Mais comment en est-on arrivé là?

Le malentendu avec Marillion m’a fait penser à hier soir où ma copine, s’ennuyant sur internet, s’est amusée à écouter quelques titres de Modern Talking, les découvrant, atterrée, en même tant que leurs clips respectifs. Sur le point de se vomir dans la bouche, elle a switché sur Duran Duran, un groupe conspué en son temps et balancé par beaucoup dans le même panier que le kitchissime duo allemand. Sauf qu’aujourd’hui, il est avéré que Duran Duran est une pierre angulaire de la new-wave anglaise, au même niveau que Ultravox, Simple Minds ou encore Gary Numan.

Mais revenons à Marillion.

Ce  »Fuck Everyone and Run » est le 18ème album du groupe et le 13ème de l’ère Steve Hogarth.
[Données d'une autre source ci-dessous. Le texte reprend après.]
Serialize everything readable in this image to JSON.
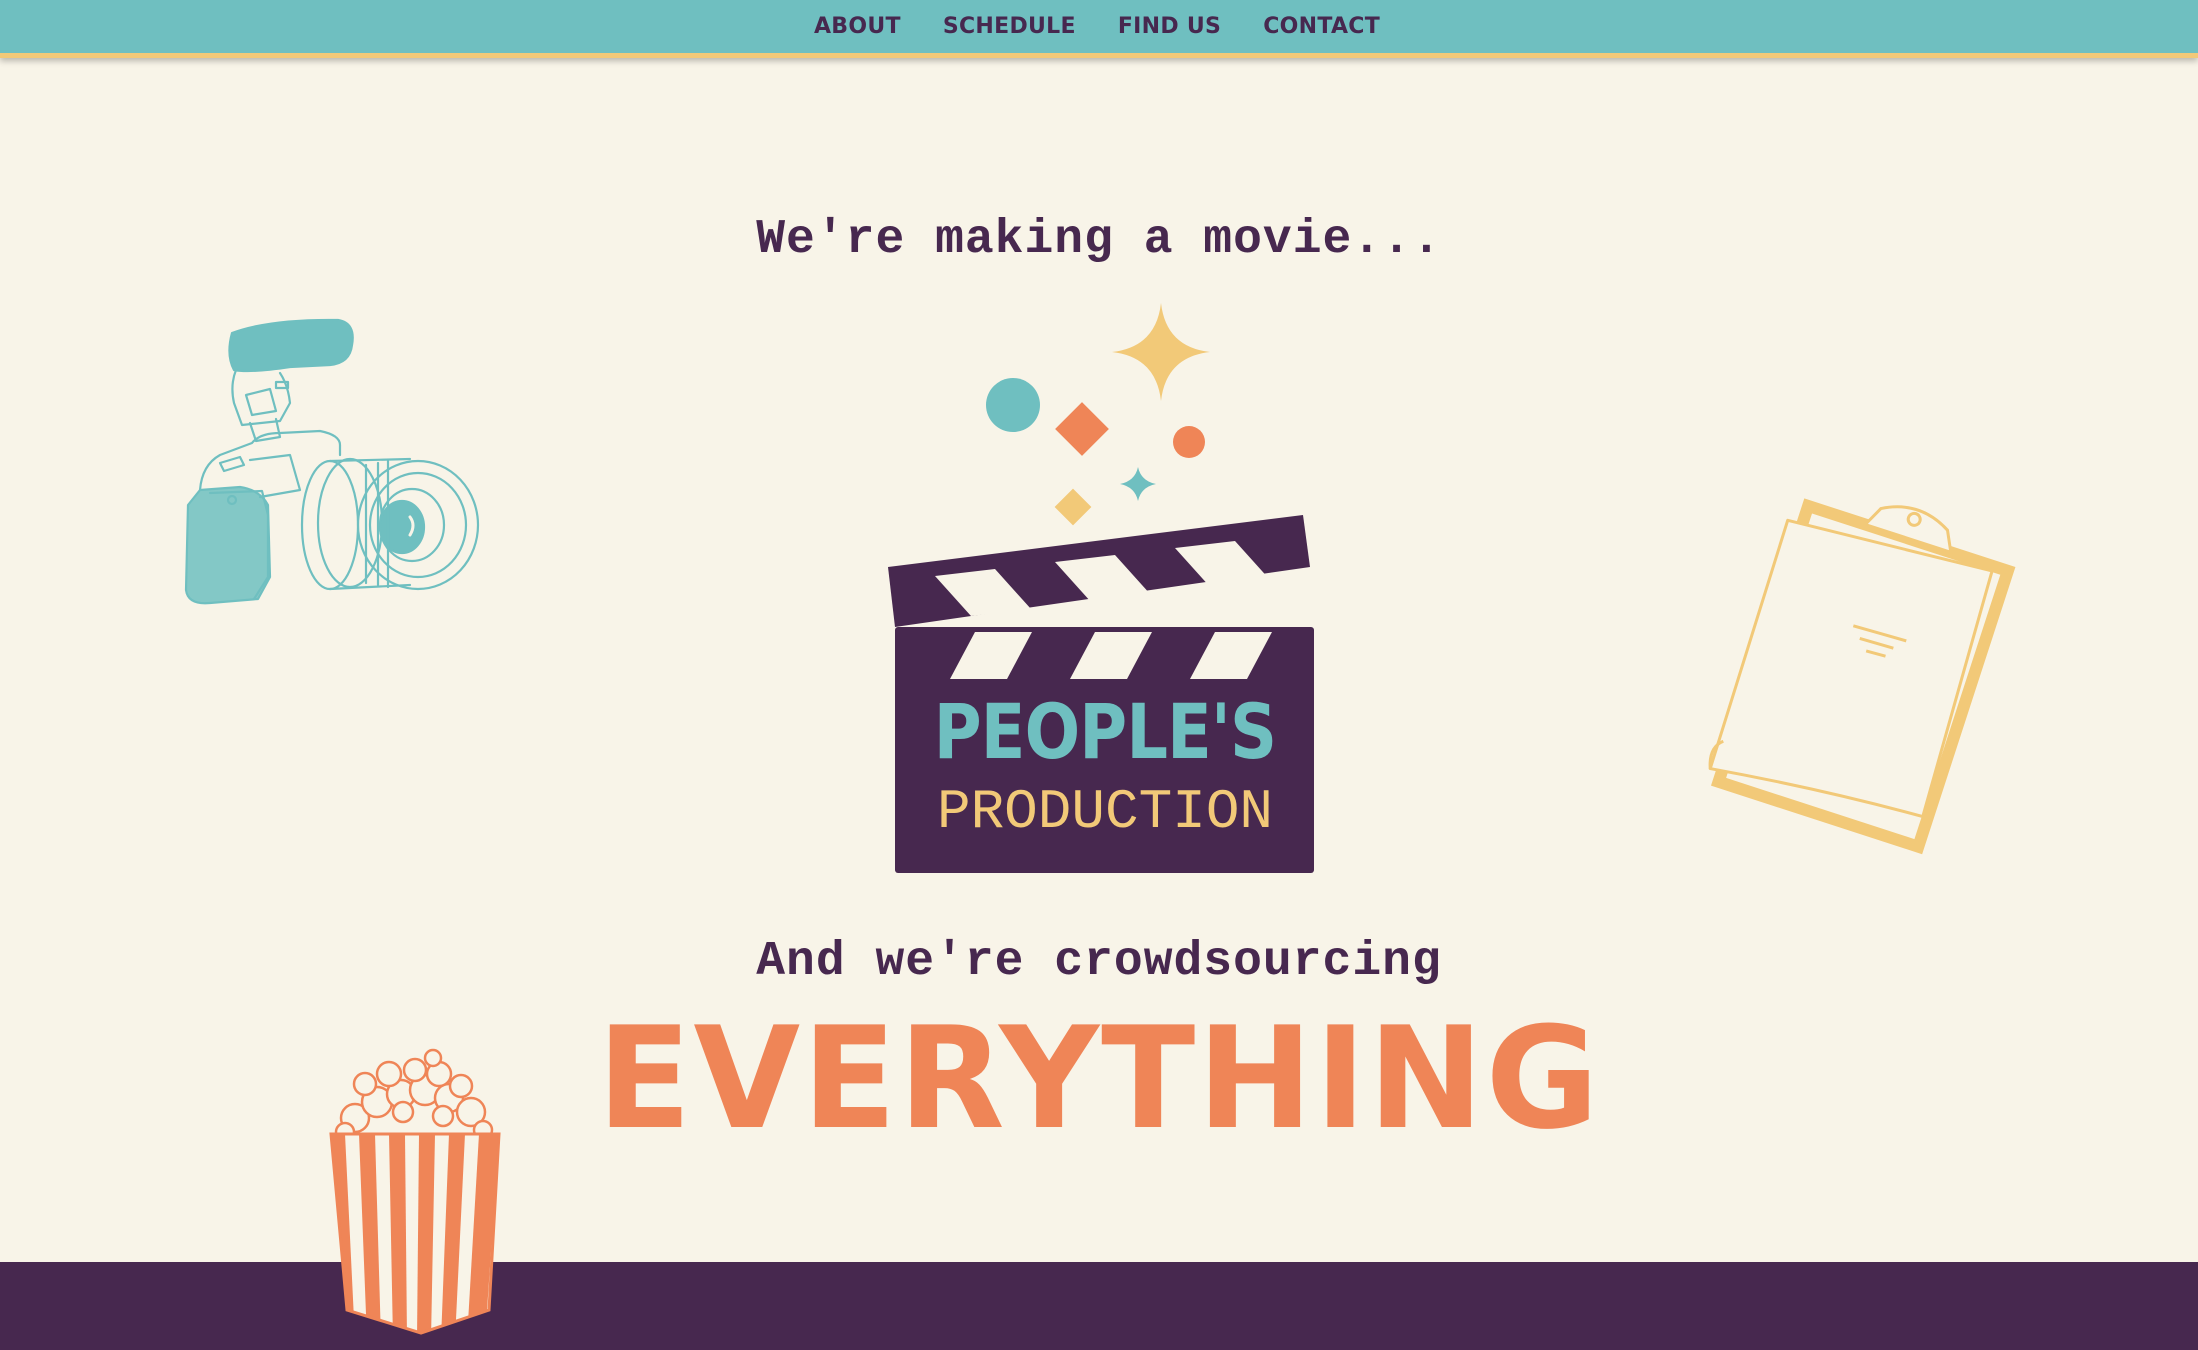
{
  "nav": {
    "items": [
      {
        "label": "ABOUT"
      },
      {
        "label": "SCHEDULE"
      },
      {
        "label": "FIND US"
      },
      {
        "label": "CONTACT"
      }
    ]
  },
  "hero": {
    "intro": "We're making a movie...",
    "logo": {
      "line1": "PEOPLE'S",
      "line2": "PRODUCTION"
    },
    "crowd_text": "And we're crowdsourcing",
    "headline": "EVERYTHING"
  },
  "colors": {
    "teal": "#6fbfc0",
    "cream": "#f8f4e8",
    "purple": "#47284f",
    "orange": "#ef8557",
    "yellow": "#f2c978"
  },
  "icons": [
    "camera-icon",
    "clipboard-icon",
    "popcorn-icon",
    "clapperboard-icon",
    "sparkle-icon"
  ]
}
Ce détail à son importance, car à la différence des autres changements de chanteur dans l’histoire du rock, le remplacement de Fish a signifié la mort d’un groupe et la naissance d’un autre.
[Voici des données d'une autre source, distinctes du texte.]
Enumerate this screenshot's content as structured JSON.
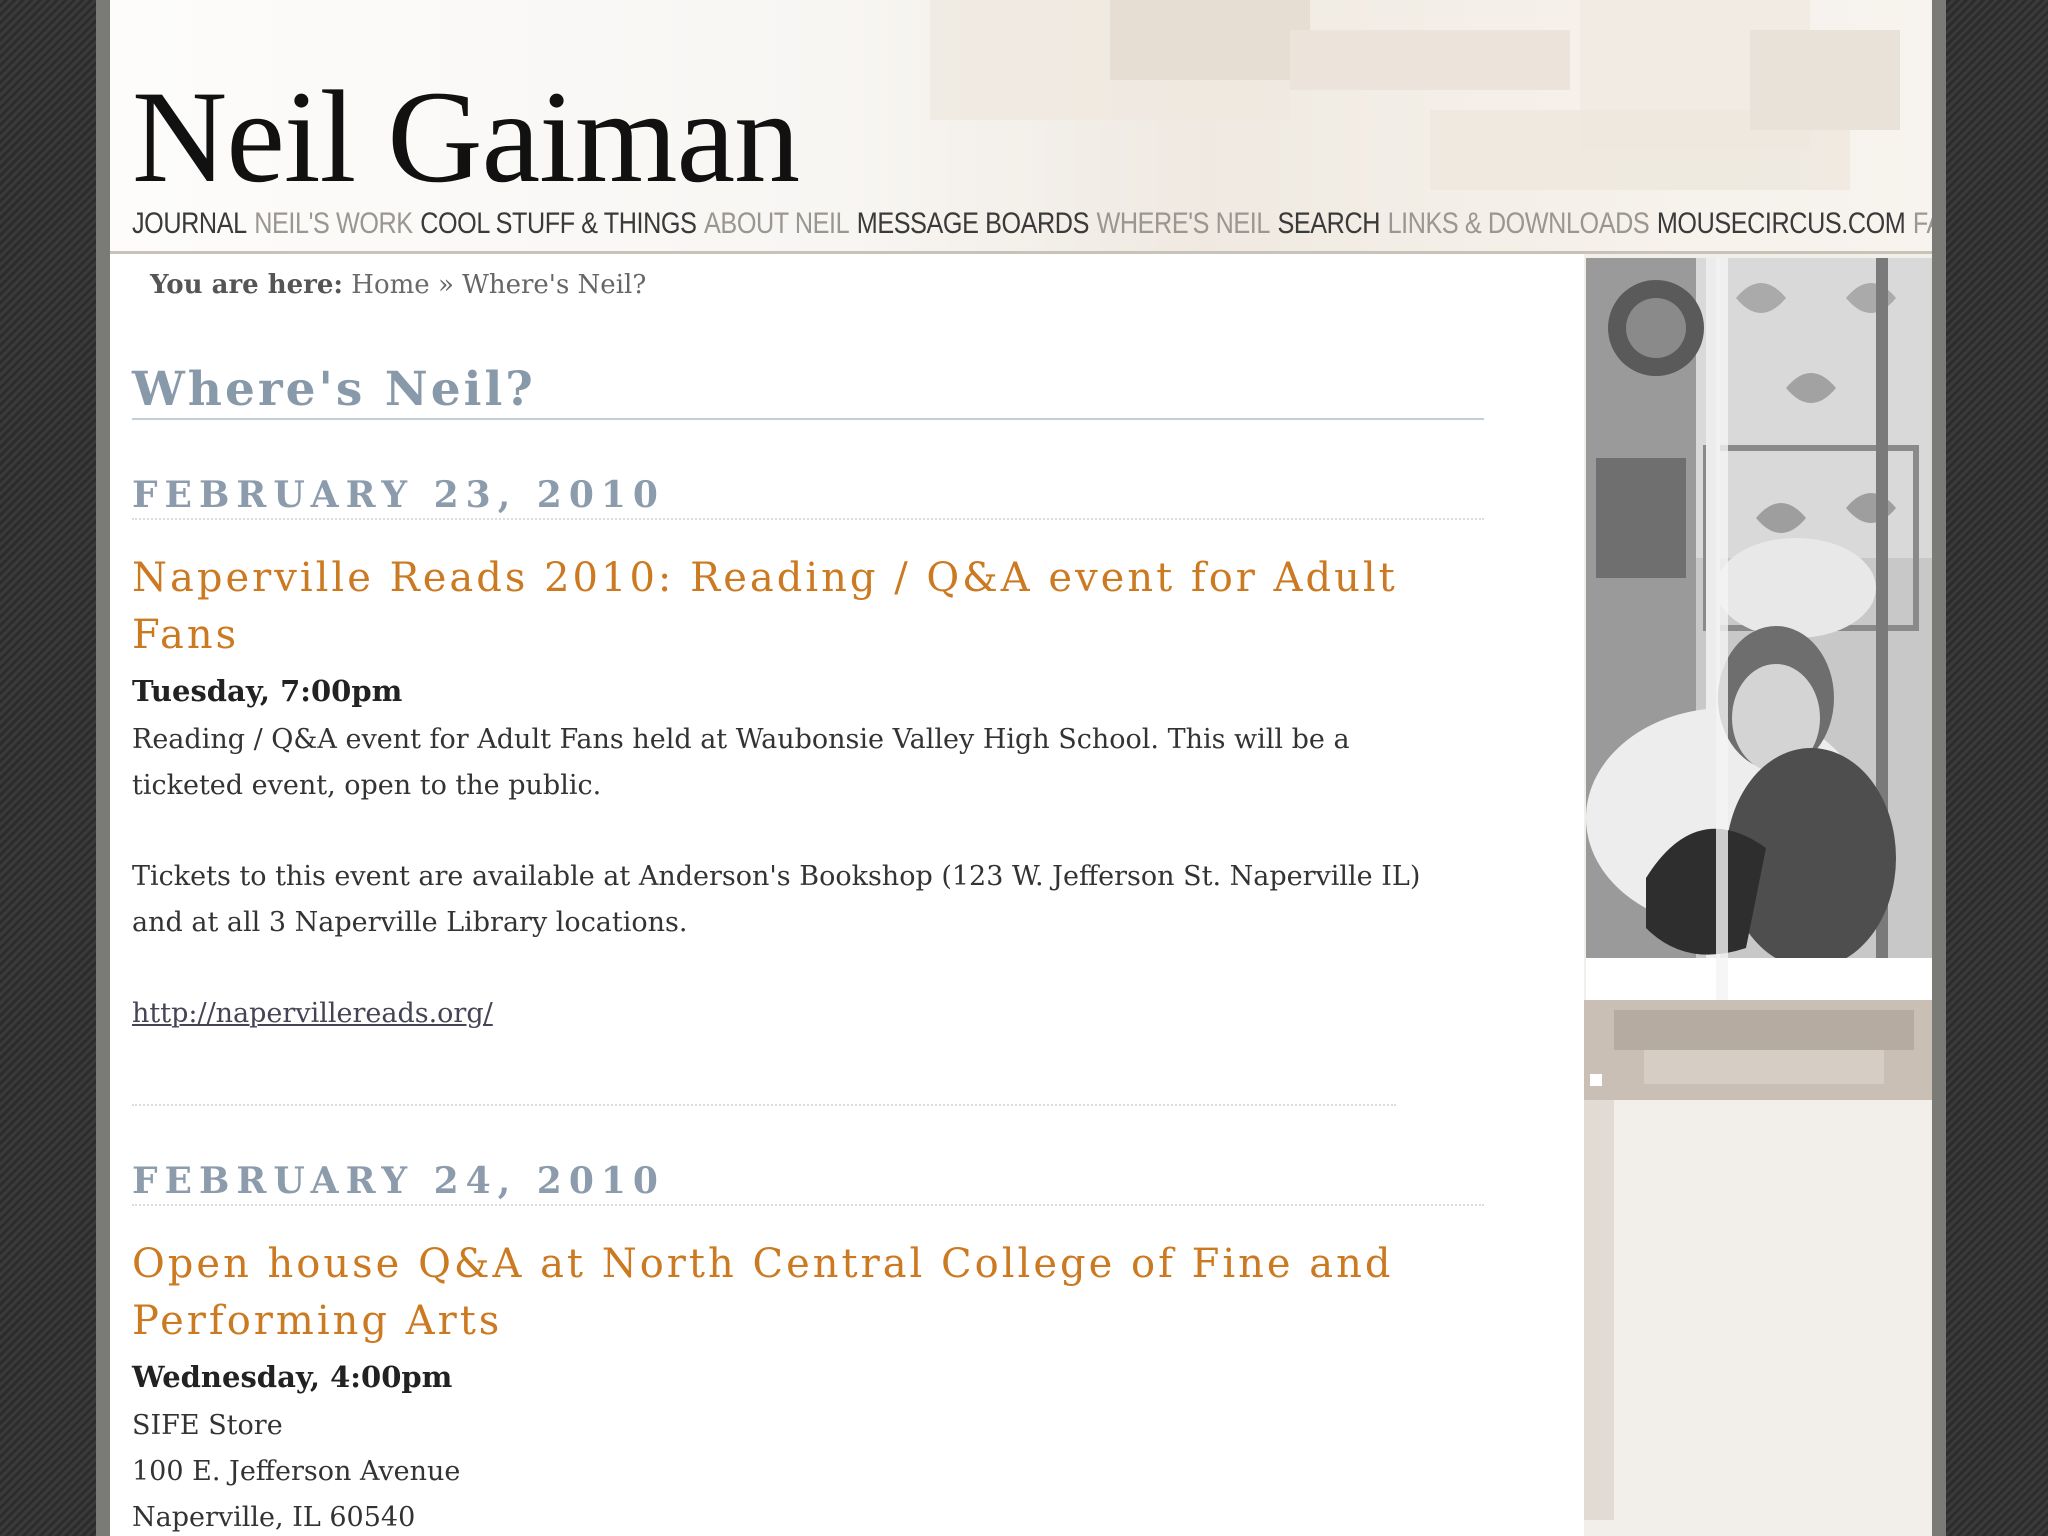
{
  "site": {
    "title": "Neil Gaiman"
  },
  "nav": {
    "items": [
      {
        "label": "JOURNAL"
      },
      {
        "label": "NEIL'S WORK"
      },
      {
        "label": "COOL STUFF & THINGS"
      },
      {
        "label": "ABOUT NEIL"
      },
      {
        "label": "MESSAGE BOARDS"
      },
      {
        "label": "WHERE'S NEIL"
      },
      {
        "label": "SEARCH"
      },
      {
        "label": "LINKS & DOWNLOADS"
      },
      {
        "label": "MOUSECIRCUS.COM"
      },
      {
        "label": "FAQs"
      }
    ]
  },
  "breadcrumb": {
    "prefix": "You are here:",
    "home": "Home",
    "separator": "»",
    "current": "Where's Neil?"
  },
  "page": {
    "title": "Where's Neil?"
  },
  "events": [
    {
      "date": "FEBRUARY 23, 2010",
      "title": "Naperville Reads 2010: Reading / Q&A event for Adult Fans",
      "time": "Tuesday, 7:00pm",
      "description": "Reading / Q&A event for Adult Fans held at Waubonsie Valley High School. This will be a ticketed event, open to the public.",
      "tickets": "Tickets to this event are available at Anderson's Bookshop (123 W. Jefferson St. Naperville IL) and at all 3 Naperville Library locations.",
      "link": "http://napervillereads.org/"
    },
    {
      "date": "FEBRUARY 24, 2010",
      "title": "Open house Q&A at North Central College of Fine and Performing Arts",
      "time": "Wednesday, 4:00pm",
      "address": [
        "SIFE Store",
        "100 E. Jefferson Avenue",
        "Naperville, IL 60540"
      ]
    }
  ],
  "colors": {
    "nav_dark": "#3a3a3a",
    "nav_light": "#9a9690",
    "heading_blue": "#8899aa",
    "event_orange": "#cc7a22"
  }
}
Quittant les hit-parades pour délivrer des albums gigantesques ( »Brave »,  »Afraid of Sunlight »,  »This Strange Engine ») durant les années 90, Marillion perdit quelque peu de sa superbe durant les années 2000, gagnant en popularité au travers de ses tournées et d’un fan-club plus actif que jamais. Il faudra attendre un merveilleux album acoustique ( »Less is More » en 2009) et un retour en grâce fulgurant ( »Sounds That Can’t Be Made » en 2012) pour que le groupe atteigne de nouveaux sommets.

Ce qui nous amène à  »F.E.A.R. », qui a déboulé directement en 4ème position des charts anglais, une première depuis la fin des années 80! Un triomphe qui s’explique par l’incroyable popularité dont le groupe bénéficie au travers de la presse, autant spécialisée que généraliste, ainsi que les médias numériques et autres plateformes sociales sur lesquelles le groupe est omniprésent.

On aurait pu croire qu’avec un titre pareil, l’album serait rock et agressif, mais s’il l’est, ce n’est que par ses textes et son thème général. Traitant de la situation actuelle de la grande Bretagne et du reste du monde,  »F.E.A.R. » est un disque triste et résigné faisant le triste constat d’une époque égoïste, raciste et repliée sur elle-même.

S’étalant sur 17 plages et six titres principaux, cet album atteint des sommets de désespérance au niveau de ses textes (que ne renieraient pas les Sisters of Mercy ou encore Paradise Lost), le groupe retrouvant la formule magique (et hantée) de leur chefs d’œuvres des années 90. Aucun titre rapide cette fois, mais quelques envolées dramatiques au possible ( »Fear ») et un single terrassant, limite terminal ( »The New Kings ») dans sa description des nouveaux maîtres du monde.

Album d’île déserte, peu agréable à la première écoute mais faisant sens et devenant addictif après quelques jours,  »F.E.A.R » sonne comme la marche funèbre de notre civilisation moribonde, relatant le lent effondrement de la société telle que nous la connaissons. Aucune solution n’est évoquée, simplement ce triste constat que nous allons droit dans le mur. Merci les gars, vivement le prochain album, qu’on rigole un peu, parce qu’ici, ce ne sont que larmes et dépression orchestrés par un groupe au sommet de son art.